You can recover deleted data files and partitions from an SSD drive if:
- Your SSD is connected to the computer via USB or FireWire port;
- You are using a RAID array of several SSD devices (Windows doesn’t enable TRIM for such a storage device);
- You are using old OS version: Windows Vista, Windows XP, MacOS up to OS X 10.10.4 (TRIM is not supported in these versions);
- TRIM is disabled at Operating System level;
- Your SSD does not support TRIM commands (possibly on older SSD models);
- The SSD is not formatted in the NTFS file system (for example, used FAT32, exFat, etc.).
How to Recover Data from SSD after File Deletion Using the EaseUS Data Recovery Wizard?
Let’s see if is it possible to recover deleted files from the Trim-enabled SSD using the popular data recovery software – EaseUS Data Recovery Wizard Free (there is a version for Mac and Windows).
The free version of EaseUS Data Recovery Wizard Free allows you to recover up to 500 MB of deleted files (or up to 2 GB if you share the program on Facebook or Twitter). EaseUS Data Recovery Wizard is one of the best programs for quickly recovering lost data from various drive types.
- Data recovery from HDD, memory cards, external USB drives;
- File recovery after deletion and quick formatting;
- File system support: HFS+(macOS), NTFS/NTFS5/ReFS (Windows), ext2/ext3 (Linux), FAT/ExFat;
- Logical partition recovery.
You can view all the available features on the https://www.easeus.com.
So, I have an SSD drive connected to my computer. Let’s check that one of the local disks (21 GB) is detected as an SSD using the PowerShell command:
Get-PhysicalDisk | Select Number, PhysicalLocation, MediaType, Size
Check if Trim is enabled for it:
fsutil behavior query DisableDeleteNotify
The following result indicates that TRIM is enabled:
NTFS DisableDeleteNotify = 0 (Disabled)
Next I’ll delete one file from the SSD and try to restore it using the EaseUS Data Recovery Wizard:
- I downloaded and installed the EaseUS Data Recovery Wizard Free In order to prevent accidentally overwriting deleted blocks on a disk, you shouldn’t install the EaseUS Data Recovery Wizard on the same disk from which you want to recover files!
- Now I delete a file from the SSD drive;
- Run a data recovery wizard in the EaseUS Data Recovery to perform a full scan of the SSD drive. Wait until the disk scan is complete. In my case, the data recovery program could not find the deleted file.

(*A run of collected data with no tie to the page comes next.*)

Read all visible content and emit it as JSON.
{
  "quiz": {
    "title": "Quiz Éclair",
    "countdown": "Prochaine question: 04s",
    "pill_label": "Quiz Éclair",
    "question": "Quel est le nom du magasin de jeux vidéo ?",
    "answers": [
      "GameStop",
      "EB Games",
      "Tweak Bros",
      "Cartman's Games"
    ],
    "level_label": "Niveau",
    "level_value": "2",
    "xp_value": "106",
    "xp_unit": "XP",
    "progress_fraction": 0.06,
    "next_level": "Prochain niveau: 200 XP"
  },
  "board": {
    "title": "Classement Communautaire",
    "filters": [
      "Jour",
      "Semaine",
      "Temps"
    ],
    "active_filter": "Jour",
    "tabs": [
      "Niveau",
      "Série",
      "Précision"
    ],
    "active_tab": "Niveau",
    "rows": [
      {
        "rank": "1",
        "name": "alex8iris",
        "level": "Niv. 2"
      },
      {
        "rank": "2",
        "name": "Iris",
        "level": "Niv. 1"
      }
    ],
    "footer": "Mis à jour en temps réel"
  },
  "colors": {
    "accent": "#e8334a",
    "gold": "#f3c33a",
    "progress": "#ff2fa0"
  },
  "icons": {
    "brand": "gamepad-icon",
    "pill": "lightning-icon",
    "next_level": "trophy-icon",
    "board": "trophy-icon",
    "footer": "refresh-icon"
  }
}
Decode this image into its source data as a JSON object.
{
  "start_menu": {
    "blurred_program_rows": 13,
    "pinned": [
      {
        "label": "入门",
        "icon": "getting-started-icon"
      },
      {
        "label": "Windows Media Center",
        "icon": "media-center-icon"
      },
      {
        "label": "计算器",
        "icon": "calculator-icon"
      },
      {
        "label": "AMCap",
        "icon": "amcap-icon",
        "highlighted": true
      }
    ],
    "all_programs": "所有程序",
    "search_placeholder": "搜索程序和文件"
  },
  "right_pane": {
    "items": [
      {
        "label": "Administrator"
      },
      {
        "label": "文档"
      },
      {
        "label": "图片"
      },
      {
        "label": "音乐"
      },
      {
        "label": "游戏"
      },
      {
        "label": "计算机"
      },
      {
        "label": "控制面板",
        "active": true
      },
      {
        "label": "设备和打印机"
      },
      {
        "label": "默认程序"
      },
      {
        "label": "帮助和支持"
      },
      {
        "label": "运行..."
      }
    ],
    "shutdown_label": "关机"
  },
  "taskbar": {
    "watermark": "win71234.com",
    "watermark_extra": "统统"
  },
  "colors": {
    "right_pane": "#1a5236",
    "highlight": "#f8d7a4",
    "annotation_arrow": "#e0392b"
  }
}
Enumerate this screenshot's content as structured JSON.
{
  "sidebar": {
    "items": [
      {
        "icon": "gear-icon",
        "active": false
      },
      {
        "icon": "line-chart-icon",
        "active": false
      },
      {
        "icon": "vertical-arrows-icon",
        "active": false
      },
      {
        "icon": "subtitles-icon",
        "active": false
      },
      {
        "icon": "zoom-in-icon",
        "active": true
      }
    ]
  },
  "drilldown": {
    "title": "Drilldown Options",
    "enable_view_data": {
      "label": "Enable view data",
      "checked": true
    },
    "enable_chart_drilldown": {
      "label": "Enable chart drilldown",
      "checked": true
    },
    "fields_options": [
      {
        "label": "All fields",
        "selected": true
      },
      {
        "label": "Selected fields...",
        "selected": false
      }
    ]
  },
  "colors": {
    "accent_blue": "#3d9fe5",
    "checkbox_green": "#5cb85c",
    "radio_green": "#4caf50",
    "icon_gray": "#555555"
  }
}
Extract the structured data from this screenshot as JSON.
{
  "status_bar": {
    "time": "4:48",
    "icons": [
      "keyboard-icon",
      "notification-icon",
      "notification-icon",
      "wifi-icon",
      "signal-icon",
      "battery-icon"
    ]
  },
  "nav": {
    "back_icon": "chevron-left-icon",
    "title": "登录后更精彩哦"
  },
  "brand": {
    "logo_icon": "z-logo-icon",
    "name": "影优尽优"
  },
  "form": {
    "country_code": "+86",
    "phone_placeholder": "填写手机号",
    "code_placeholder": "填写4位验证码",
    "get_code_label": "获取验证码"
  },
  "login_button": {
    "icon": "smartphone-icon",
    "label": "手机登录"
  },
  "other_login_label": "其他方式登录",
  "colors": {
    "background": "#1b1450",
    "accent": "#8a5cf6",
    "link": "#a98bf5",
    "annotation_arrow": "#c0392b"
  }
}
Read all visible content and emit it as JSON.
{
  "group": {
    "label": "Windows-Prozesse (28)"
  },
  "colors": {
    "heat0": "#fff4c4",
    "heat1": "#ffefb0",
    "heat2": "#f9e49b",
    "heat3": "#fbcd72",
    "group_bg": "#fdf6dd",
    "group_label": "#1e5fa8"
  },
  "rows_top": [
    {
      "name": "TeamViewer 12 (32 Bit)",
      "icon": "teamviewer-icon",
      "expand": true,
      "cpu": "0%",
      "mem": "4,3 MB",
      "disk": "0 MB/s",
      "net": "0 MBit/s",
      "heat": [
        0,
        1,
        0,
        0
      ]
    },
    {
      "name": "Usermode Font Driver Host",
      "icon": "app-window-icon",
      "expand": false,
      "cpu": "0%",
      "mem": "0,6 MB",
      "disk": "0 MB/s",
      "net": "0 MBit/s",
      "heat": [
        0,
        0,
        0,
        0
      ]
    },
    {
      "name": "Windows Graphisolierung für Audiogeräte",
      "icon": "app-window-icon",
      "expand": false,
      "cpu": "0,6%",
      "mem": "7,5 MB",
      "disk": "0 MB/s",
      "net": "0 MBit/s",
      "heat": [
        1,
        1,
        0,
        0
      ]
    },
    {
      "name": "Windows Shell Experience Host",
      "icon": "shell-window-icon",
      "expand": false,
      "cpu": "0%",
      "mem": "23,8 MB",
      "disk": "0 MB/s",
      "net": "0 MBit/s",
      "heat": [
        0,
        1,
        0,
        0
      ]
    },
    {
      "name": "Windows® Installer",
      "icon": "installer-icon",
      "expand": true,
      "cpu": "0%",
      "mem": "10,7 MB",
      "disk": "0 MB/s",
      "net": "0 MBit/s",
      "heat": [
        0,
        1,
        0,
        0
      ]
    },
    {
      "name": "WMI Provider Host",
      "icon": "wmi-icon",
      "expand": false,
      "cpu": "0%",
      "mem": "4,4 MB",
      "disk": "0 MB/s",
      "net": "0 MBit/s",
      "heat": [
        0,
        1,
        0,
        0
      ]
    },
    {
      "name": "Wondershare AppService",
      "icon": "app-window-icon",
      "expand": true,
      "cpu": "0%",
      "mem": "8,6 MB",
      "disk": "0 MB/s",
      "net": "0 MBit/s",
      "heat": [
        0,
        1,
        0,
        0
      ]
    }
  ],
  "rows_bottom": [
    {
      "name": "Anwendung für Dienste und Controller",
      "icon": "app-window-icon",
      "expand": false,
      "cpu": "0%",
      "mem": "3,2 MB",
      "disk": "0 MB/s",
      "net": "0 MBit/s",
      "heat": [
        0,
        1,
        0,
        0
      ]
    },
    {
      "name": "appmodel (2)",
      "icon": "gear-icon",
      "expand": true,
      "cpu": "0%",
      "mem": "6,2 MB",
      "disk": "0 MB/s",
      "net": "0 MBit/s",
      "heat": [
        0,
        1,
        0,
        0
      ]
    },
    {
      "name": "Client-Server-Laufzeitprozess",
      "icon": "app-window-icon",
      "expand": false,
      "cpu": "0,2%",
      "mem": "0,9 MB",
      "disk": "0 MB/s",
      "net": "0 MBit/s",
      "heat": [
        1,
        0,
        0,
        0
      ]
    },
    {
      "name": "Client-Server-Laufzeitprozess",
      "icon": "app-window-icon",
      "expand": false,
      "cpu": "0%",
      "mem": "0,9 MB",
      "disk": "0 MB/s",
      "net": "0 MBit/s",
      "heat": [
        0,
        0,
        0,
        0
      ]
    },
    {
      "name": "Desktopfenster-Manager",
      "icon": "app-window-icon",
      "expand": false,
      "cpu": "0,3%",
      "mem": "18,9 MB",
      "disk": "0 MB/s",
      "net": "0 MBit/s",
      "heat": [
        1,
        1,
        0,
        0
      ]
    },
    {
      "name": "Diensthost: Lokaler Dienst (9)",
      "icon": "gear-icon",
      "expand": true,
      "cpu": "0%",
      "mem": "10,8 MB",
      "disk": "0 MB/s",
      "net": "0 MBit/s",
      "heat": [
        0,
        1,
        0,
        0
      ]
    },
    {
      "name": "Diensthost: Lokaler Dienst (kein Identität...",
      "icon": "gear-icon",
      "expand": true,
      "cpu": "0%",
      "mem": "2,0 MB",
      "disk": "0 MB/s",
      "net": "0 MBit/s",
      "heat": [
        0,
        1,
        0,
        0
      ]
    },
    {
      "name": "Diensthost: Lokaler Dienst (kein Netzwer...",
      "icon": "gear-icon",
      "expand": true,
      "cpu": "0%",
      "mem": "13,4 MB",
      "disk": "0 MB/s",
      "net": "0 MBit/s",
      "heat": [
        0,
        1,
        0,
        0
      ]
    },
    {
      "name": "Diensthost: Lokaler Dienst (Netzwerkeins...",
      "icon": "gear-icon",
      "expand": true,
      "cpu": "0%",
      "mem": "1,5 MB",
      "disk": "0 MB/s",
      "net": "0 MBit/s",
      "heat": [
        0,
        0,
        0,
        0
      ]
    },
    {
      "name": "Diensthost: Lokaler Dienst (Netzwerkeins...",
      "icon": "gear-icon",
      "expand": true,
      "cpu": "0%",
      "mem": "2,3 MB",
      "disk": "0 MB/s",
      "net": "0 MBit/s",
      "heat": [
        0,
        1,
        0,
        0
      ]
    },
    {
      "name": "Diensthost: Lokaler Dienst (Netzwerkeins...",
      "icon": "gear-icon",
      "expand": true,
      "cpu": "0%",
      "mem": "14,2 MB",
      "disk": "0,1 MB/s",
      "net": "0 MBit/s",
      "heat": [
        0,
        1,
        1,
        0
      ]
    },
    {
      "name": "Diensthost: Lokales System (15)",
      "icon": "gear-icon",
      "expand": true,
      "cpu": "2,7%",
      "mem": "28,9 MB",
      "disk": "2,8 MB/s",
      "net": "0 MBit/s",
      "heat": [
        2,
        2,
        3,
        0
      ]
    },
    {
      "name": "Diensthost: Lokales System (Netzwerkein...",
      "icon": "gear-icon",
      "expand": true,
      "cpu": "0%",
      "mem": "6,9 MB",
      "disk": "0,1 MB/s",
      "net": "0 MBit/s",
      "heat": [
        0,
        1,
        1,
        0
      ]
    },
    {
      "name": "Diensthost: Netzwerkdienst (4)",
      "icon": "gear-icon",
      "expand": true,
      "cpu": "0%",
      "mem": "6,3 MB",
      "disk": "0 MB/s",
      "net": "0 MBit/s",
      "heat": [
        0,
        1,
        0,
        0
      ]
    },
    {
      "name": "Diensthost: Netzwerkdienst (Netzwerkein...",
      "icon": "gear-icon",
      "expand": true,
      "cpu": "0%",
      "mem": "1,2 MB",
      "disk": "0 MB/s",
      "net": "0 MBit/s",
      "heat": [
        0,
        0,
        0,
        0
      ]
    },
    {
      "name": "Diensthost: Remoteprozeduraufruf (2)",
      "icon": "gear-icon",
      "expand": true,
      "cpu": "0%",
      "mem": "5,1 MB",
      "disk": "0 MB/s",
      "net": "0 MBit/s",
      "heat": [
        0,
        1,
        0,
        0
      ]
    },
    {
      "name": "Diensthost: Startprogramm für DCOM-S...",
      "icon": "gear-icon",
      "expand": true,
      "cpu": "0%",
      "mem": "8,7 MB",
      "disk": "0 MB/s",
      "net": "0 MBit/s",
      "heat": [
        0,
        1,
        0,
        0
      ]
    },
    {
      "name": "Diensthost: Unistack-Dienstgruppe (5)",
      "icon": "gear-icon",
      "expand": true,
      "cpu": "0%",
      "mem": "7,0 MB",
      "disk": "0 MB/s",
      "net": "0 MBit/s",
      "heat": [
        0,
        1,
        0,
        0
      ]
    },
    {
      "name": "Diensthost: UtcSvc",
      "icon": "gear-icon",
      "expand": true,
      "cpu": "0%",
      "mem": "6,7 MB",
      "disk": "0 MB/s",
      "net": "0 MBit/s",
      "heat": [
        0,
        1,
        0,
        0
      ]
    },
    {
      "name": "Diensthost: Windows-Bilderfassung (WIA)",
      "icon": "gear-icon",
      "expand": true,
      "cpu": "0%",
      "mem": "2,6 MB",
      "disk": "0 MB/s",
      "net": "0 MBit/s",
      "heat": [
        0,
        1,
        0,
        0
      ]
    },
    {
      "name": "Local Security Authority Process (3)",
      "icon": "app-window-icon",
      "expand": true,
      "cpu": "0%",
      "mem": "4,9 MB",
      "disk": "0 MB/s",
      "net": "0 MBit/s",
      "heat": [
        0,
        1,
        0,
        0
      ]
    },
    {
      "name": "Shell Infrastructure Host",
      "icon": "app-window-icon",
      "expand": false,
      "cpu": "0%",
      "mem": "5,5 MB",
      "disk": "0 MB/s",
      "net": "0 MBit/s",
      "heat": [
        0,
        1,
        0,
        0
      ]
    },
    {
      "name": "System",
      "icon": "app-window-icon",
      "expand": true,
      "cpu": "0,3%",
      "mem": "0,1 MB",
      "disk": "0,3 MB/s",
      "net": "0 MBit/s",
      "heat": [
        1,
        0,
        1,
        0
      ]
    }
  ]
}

Now try to disable TRIM with the command:
fsutil behavior set DisableDeleteNotify 1
If TRIM is disabled successfully, you will see a following message: “NTFS DisableDeleteNotify = 1 (Enabled)”. On the macOS environment, you can disable TRIM with the command:
sudo trimforce disable
I delete another file from the SSD drive and run a full disk scan with the EaseUS Data Recovery Wizzard. The file recovery program will instantly find the deleted file and offer to recover it.
Select the file you want to recover and click the Recover button. When restoring a file, it is advisable to specify a different disk, so as not to accidentally overwrite the metadata on the source drive. To enable the TRIM mode for your SSD, run the command:
fsutil behavior set DisableDeleteNotify 0
So, you cannot recover a deleted files from a Trim-enabled SSD drive. Even scanning file signatures doesn’t help.
To prevent the TRIM command from being applied to your SSD, you can
- Connect your SSD device via USB, FireWire or Thunderbolt interface;
- Disable TRIM on the OS-level. However, this reduces your SSD life span and maximum writing speed.